The 1000 South Broadway Apartments. (Kevin J. Beaty/Denverite)

Look, we're probably never going to have rent control in Denver. But even if we did, it wouldn't necessarily be good for those that need it most. 

To see why, look to Berlin, where complex rent controls were enacted to combat rising rents in what was a famously cheap city. (Sound familiar?) As City Observatory reports, 85 percent of households in Berlin rent their home.

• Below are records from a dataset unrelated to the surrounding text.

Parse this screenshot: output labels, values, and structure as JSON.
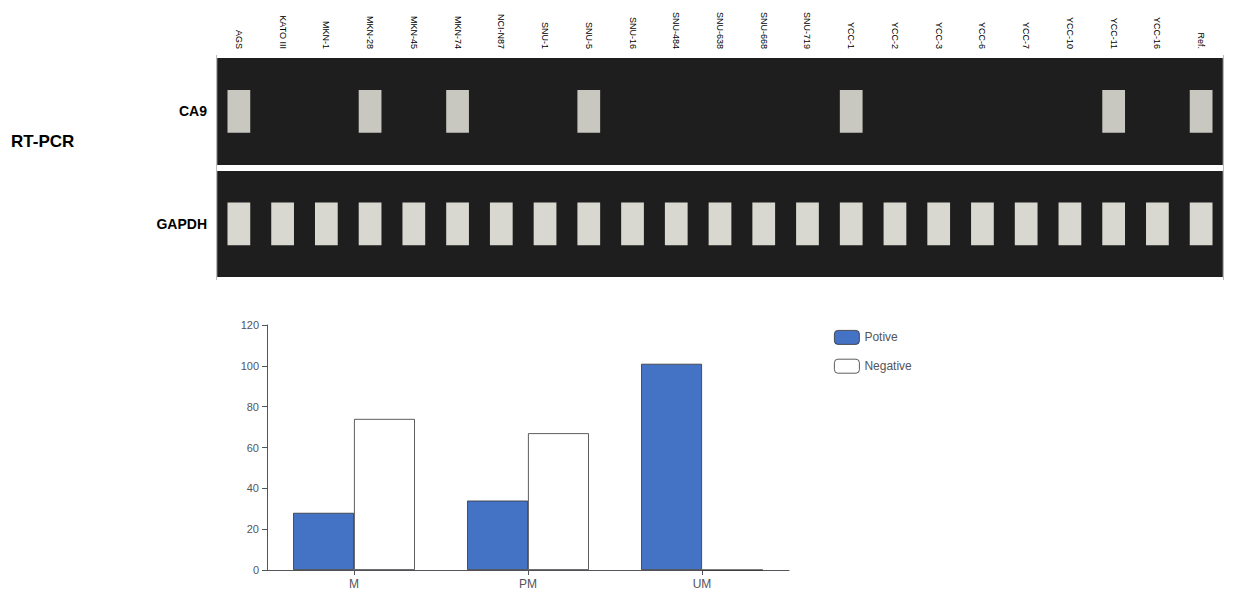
{
  "chart_data": [
    {
      "type": "gel",
      "title": "RT-PCR",
      "categories": [
        "AGS",
        "KATO III",
        "MKN-1",
        "MKN-28",
        "MKN-45",
        "MKN-74",
        "NCI-N87",
        "SNU-1",
        "SNU-5",
        "SNU-16",
        "SNU-484",
        "SNU-638",
        "SNU-668",
        "SNU-719",
        "YCC-1",
        "YCC-2",
        "YCC-3",
        "YCC-6",
        "YCC-7",
        "YCC-10",
        "YCC-11",
        "YCC-16",
        "Ref."
      ],
      "series": [
        {
          "name": "CA9",
          "color": "#c8c8c0",
          "values": [
            1,
            0,
            0,
            1,
            0,
            1,
            0,
            0,
            1,
            0,
            0,
            0,
            0,
            0,
            1,
            0,
            0,
            0,
            0,
            0,
            1,
            0,
            1
          ]
        },
        {
          "name": "GAPDH",
          "color": "#d8d8d0",
          "values": [
            1,
            1,
            1,
            1,
            1,
            1,
            1,
            1,
            1,
            1,
            1,
            1,
            1,
            1,
            1,
            1,
            1,
            1,
            1,
            1,
            1,
            1,
            1
          ]
        }
      ]
    },
    {
      "type": "bar",
      "categories": [
        "M",
        "PM",
        "UM"
      ],
      "series": [
        {
          "name": "Potive",
          "color": "#4472C4",
          "values": [
            28,
            34,
            101
          ]
        },
        {
          "name": "Negative",
          "color": "#FFFFFF",
          "values": [
            74,
            67,
            0
          ]
        }
      ],
      "ylim": [
        0,
        120
      ],
      "yticks": [
        0,
        20,
        40,
        60,
        80,
        100,
        120
      ],
      "grid": false,
      "legend": "right"
    }
  ]
}
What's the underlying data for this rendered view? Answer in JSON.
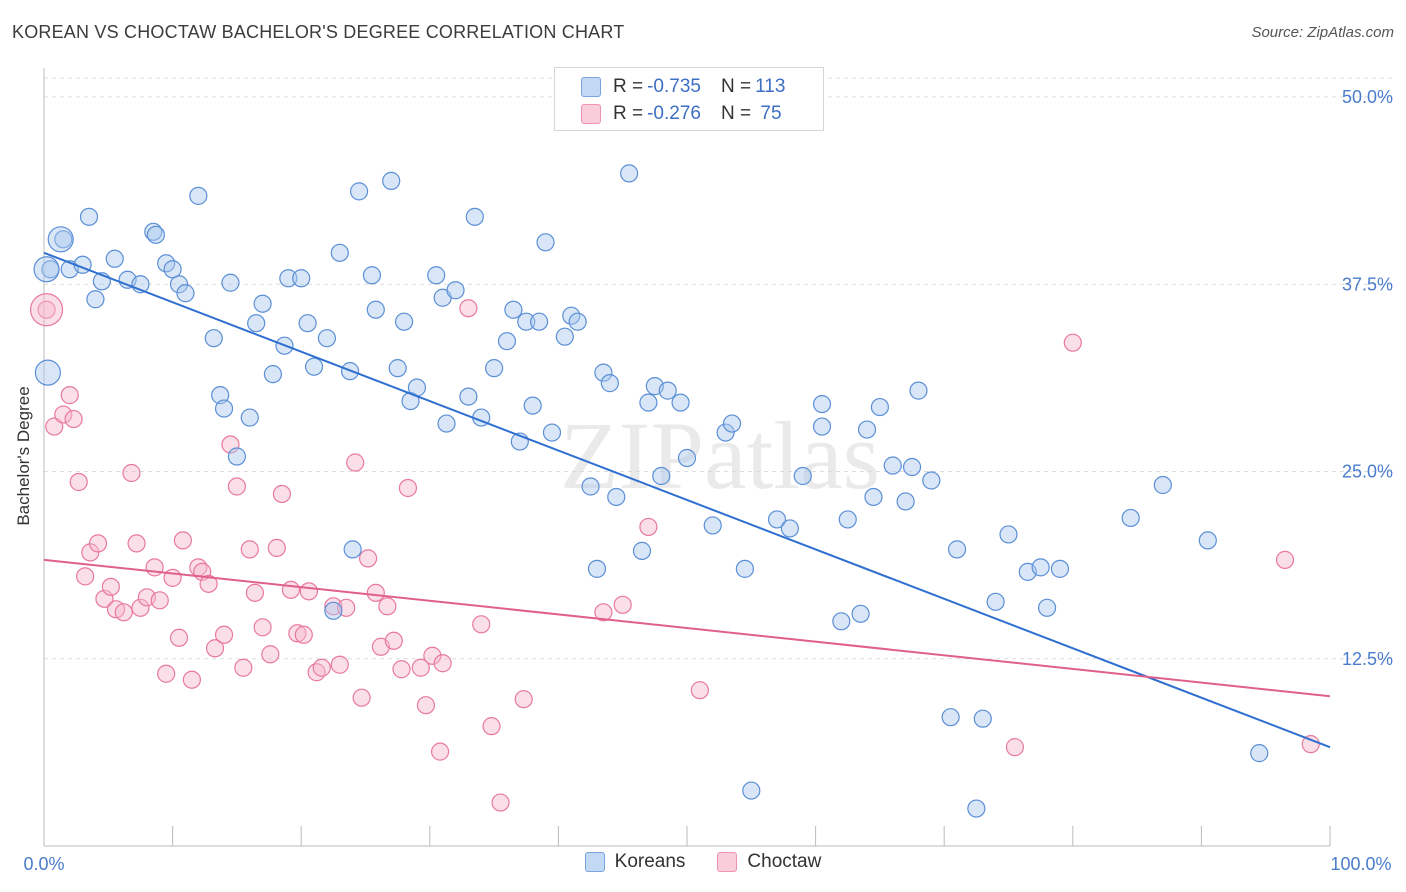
{
  "title": "KOREAN VS CHOCTAW BACHELOR'S DEGREE CORRELATION CHART",
  "source": "Source: ZipAtlas.com",
  "colors": {
    "korean_fill": "#a9c8ee",
    "korean_stroke": "#5b8fd6",
    "korean_line": "#2f6fd0",
    "choctaw_fill": "#f6b9cc",
    "choctaw_stroke": "#e8799d",
    "choctaw_line": "#e0608a",
    "tick_label": "#4a7ccc",
    "grid": "#dcdcdc"
  },
  "legend_top": {
    "rows": [
      {
        "r_label": "R = ",
        "r_value": "-0.735",
        "n_label": "N = ",
        "n_value": "113"
      },
      {
        "r_label": "R = ",
        "r_value": "-0.276",
        "n_label": "N = ",
        "n_value": " 75"
      }
    ]
  },
  "legend_bottom": [
    "Koreans",
    "Choctaw"
  ],
  "chart_data": {
    "type": "scatter",
    "title": "KOREAN VS CHOCTAW BACHELOR'S DEGREE CORRELATION CHART",
    "xlabel": "",
    "ylabel": "Bachelor's Degree",
    "xlim": [
      0,
      100
    ],
    "ylim": [
      0,
      50
    ],
    "x_tick_labels": [
      "0.0%",
      "100.0%"
    ],
    "y_ticks": [
      12.5,
      25.0,
      37.5,
      50.0
    ],
    "y_tick_labels": [
      "12.5%",
      "25.0%",
      "37.5%",
      "50.0%"
    ],
    "grid": true,
    "legend_placement": "top-center",
    "watermark": "ZIPatlas",
    "series": [
      {
        "name": "Koreans",
        "R": -0.735,
        "N": 113,
        "trendline": {
          "x": [
            0,
            100
          ],
          "y": [
            39.6,
            6.6
          ]
        },
        "points": [
          [
            0.5,
            38.5
          ],
          [
            1.5,
            40.5
          ],
          [
            2,
            38.5
          ],
          [
            4.5,
            37.7
          ],
          [
            3.5,
            42.0
          ],
          [
            3.0,
            38.8
          ],
          [
            5.5,
            39.2
          ],
          [
            6.5,
            37.8
          ],
          [
            4.0,
            36.5
          ],
          [
            7.5,
            37.5
          ],
          [
            8.5,
            41.0
          ],
          [
            9.5,
            38.9
          ],
          [
            8.7,
            40.8
          ],
          [
            10.5,
            37.5
          ],
          [
            11.0,
            36.9
          ],
          [
            10.0,
            38.5
          ],
          [
            13.2,
            33.9
          ],
          [
            13.7,
            30.1
          ],
          [
            12.0,
            43.4
          ],
          [
            14.0,
            29.2
          ],
          [
            14.5,
            37.6
          ],
          [
            15.0,
            26.0
          ],
          [
            16.0,
            28.6
          ],
          [
            16.5,
            34.9
          ],
          [
            17.0,
            36.2
          ],
          [
            17.8,
            31.5
          ],
          [
            18.7,
            33.4
          ],
          [
            19.0,
            37.9
          ],
          [
            20.0,
            37.9
          ],
          [
            20.5,
            34.9
          ],
          [
            21.0,
            32.0
          ],
          [
            22.0,
            33.9
          ],
          [
            23.0,
            39.6
          ],
          [
            23.8,
            31.7
          ],
          [
            22.5,
            15.7
          ],
          [
            24.0,
            19.8
          ],
          [
            24.5,
            43.7
          ],
          [
            25.5,
            38.1
          ],
          [
            25.8,
            35.8
          ],
          [
            27.0,
            44.4
          ],
          [
            28.0,
            35.0
          ],
          [
            27.5,
            31.9
          ],
          [
            28.5,
            29.7
          ],
          [
            29.0,
            30.6
          ],
          [
            30.5,
            38.1
          ],
          [
            31.0,
            36.6
          ],
          [
            31.3,
            28.2
          ],
          [
            32.0,
            37.1
          ],
          [
            33.0,
            30.0
          ],
          [
            33.5,
            42.0
          ],
          [
            34.0,
            28.6
          ],
          [
            35.0,
            31.9
          ],
          [
            36.5,
            35.8
          ],
          [
            36.0,
            33.7
          ],
          [
            37.5,
            35.0
          ],
          [
            37.0,
            27.0
          ],
          [
            38.0,
            29.4
          ],
          [
            38.5,
            35.0
          ],
          [
            39.0,
            40.3
          ],
          [
            39.5,
            27.6
          ],
          [
            40.5,
            34.0
          ],
          [
            41.0,
            35.4
          ],
          [
            41.5,
            35.0
          ],
          [
            42.5,
            24.0
          ],
          [
            43.0,
            18.5
          ],
          [
            43.5,
            31.6
          ],
          [
            44.0,
            30.9
          ],
          [
            44.5,
            23.3
          ],
          [
            45.5,
            44.9
          ],
          [
            46.5,
            19.7
          ],
          [
            47.0,
            29.6
          ],
          [
            47.5,
            30.7
          ],
          [
            48.0,
            24.7
          ],
          [
            48.5,
            30.4
          ],
          [
            49.5,
            29.6
          ],
          [
            50.0,
            25.9
          ],
          [
            52.0,
            21.4
          ],
          [
            53.0,
            27.6
          ],
          [
            53.5,
            28.2
          ],
          [
            54.5,
            18.5
          ],
          [
            55.0,
            3.7
          ],
          [
            57.0,
            21.8
          ],
          [
            58.0,
            21.2
          ],
          [
            59.0,
            24.7
          ],
          [
            60.5,
            29.5
          ],
          [
            60.5,
            28.0
          ],
          [
            62.0,
            15.0
          ],
          [
            62.5,
            21.8
          ],
          [
            63.5,
            15.5
          ],
          [
            64.0,
            27.8
          ],
          [
            64.5,
            23.3
          ],
          [
            65.0,
            29.3
          ],
          [
            66.0,
            25.4
          ],
          [
            67.0,
            23.0
          ],
          [
            67.5,
            25.3
          ],
          [
            68.0,
            30.4
          ],
          [
            69.0,
            24.4
          ],
          [
            70.5,
            8.6
          ],
          [
            71.0,
            19.8
          ],
          [
            72.5,
            2.5
          ],
          [
            73.0,
            8.5
          ],
          [
            74.0,
            16.3
          ],
          [
            75.0,
            20.8
          ],
          [
            76.5,
            18.3
          ],
          [
            77.5,
            18.6
          ],
          [
            78.0,
            15.9
          ],
          [
            79.0,
            18.5
          ],
          [
            84.5,
            21.9
          ],
          [
            87.0,
            24.1
          ],
          [
            90.5,
            20.4
          ],
          [
            94.5,
            6.2
          ]
        ],
        "large_points": [
          [
            0.2,
            38.5
          ],
          [
            1.3,
            40.5
          ],
          [
            0.3,
            31.6
          ]
        ]
      },
      {
        "name": "Choctaw",
        "R": -0.276,
        "N": 75,
        "trendline": {
          "x": [
            0,
            100
          ],
          "y": [
            19.1,
            10.0
          ]
        },
        "points": [
          [
            0.2,
            35.8
          ],
          [
            0.8,
            28.0
          ],
          [
            1.5,
            28.8
          ],
          [
            2.0,
            30.1
          ],
          [
            2.3,
            28.5
          ],
          [
            2.7,
            24.3
          ],
          [
            3.2,
            18.0
          ],
          [
            3.6,
            19.6
          ],
          [
            4.2,
            20.2
          ],
          [
            4.7,
            16.5
          ],
          [
            5.2,
            17.3
          ],
          [
            5.6,
            15.8
          ],
          [
            6.2,
            15.6
          ],
          [
            6.8,
            24.9
          ],
          [
            7.2,
            20.2
          ],
          [
            7.5,
            15.9
          ],
          [
            8.0,
            16.6
          ],
          [
            8.6,
            18.6
          ],
          [
            9.0,
            16.4
          ],
          [
            9.5,
            11.5
          ],
          [
            10.0,
            17.9
          ],
          [
            10.5,
            13.9
          ],
          [
            10.8,
            20.4
          ],
          [
            11.5,
            11.1
          ],
          [
            12.0,
            18.6
          ],
          [
            12.3,
            18.3
          ],
          [
            12.8,
            17.5
          ],
          [
            13.3,
            13.2
          ],
          [
            14.0,
            14.1
          ],
          [
            14.5,
            26.8
          ],
          [
            15.0,
            24.0
          ],
          [
            15.5,
            11.9
          ],
          [
            16.0,
            19.8
          ],
          [
            16.4,
            16.9
          ],
          [
            17.0,
            14.6
          ],
          [
            17.6,
            12.8
          ],
          [
            18.1,
            19.9
          ],
          [
            18.5,
            23.5
          ],
          [
            19.2,
            17.1
          ],
          [
            19.7,
            14.2
          ],
          [
            20.2,
            14.1
          ],
          [
            20.6,
            17.0
          ],
          [
            21.2,
            11.6
          ],
          [
            21.6,
            11.9
          ],
          [
            22.5,
            16.0
          ],
          [
            23.0,
            12.1
          ],
          [
            23.5,
            15.9
          ],
          [
            24.2,
            25.6
          ],
          [
            24.7,
            9.9
          ],
          [
            25.2,
            19.2
          ],
          [
            25.8,
            16.9
          ],
          [
            26.2,
            13.3
          ],
          [
            26.7,
            16.0
          ],
          [
            27.2,
            13.7
          ],
          [
            27.8,
            11.8
          ],
          [
            28.3,
            23.9
          ],
          [
            29.3,
            11.9
          ],
          [
            29.7,
            9.4
          ],
          [
            30.2,
            12.7
          ],
          [
            30.8,
            6.3
          ],
          [
            31.0,
            12.2
          ],
          [
            33.0,
            35.9
          ],
          [
            34.0,
            14.8
          ],
          [
            34.8,
            8.0
          ],
          [
            35.5,
            2.9
          ],
          [
            37.3,
            9.8
          ],
          [
            43.5,
            15.6
          ],
          [
            45.0,
            16.1
          ],
          [
            47.0,
            21.3
          ],
          [
            51.0,
            10.4
          ],
          [
            75.5,
            6.6
          ],
          [
            80.0,
            33.6
          ],
          [
            96.5,
            19.1
          ],
          [
            98.5,
            6.8
          ]
        ]
      }
    ]
  }
}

And now that the rent control policy has been in place for a year, new work has begun to look at its effects. Not only has the law's effects been less than expected, its benefits aren't going to whom you might expect. City Observatory again:

"[Lorenz Thomschke] concludes that the biggest impact of the rent control law has been to lower the prices charged for the largest and most expensive apartments. So, paradoxically, while the law was aimed at easing affordability problems for low and moderate income households, the chief beneficiaries of the law to date have been upper income households."

Anecdotally, the only person I knew who lived in a rent-controlled building works in finance on Wall Street, so this feels truthy to me.

Correction: An earlier version of this story misstated the publication which looked at rent controls in Berlin. That publication is City Observatory.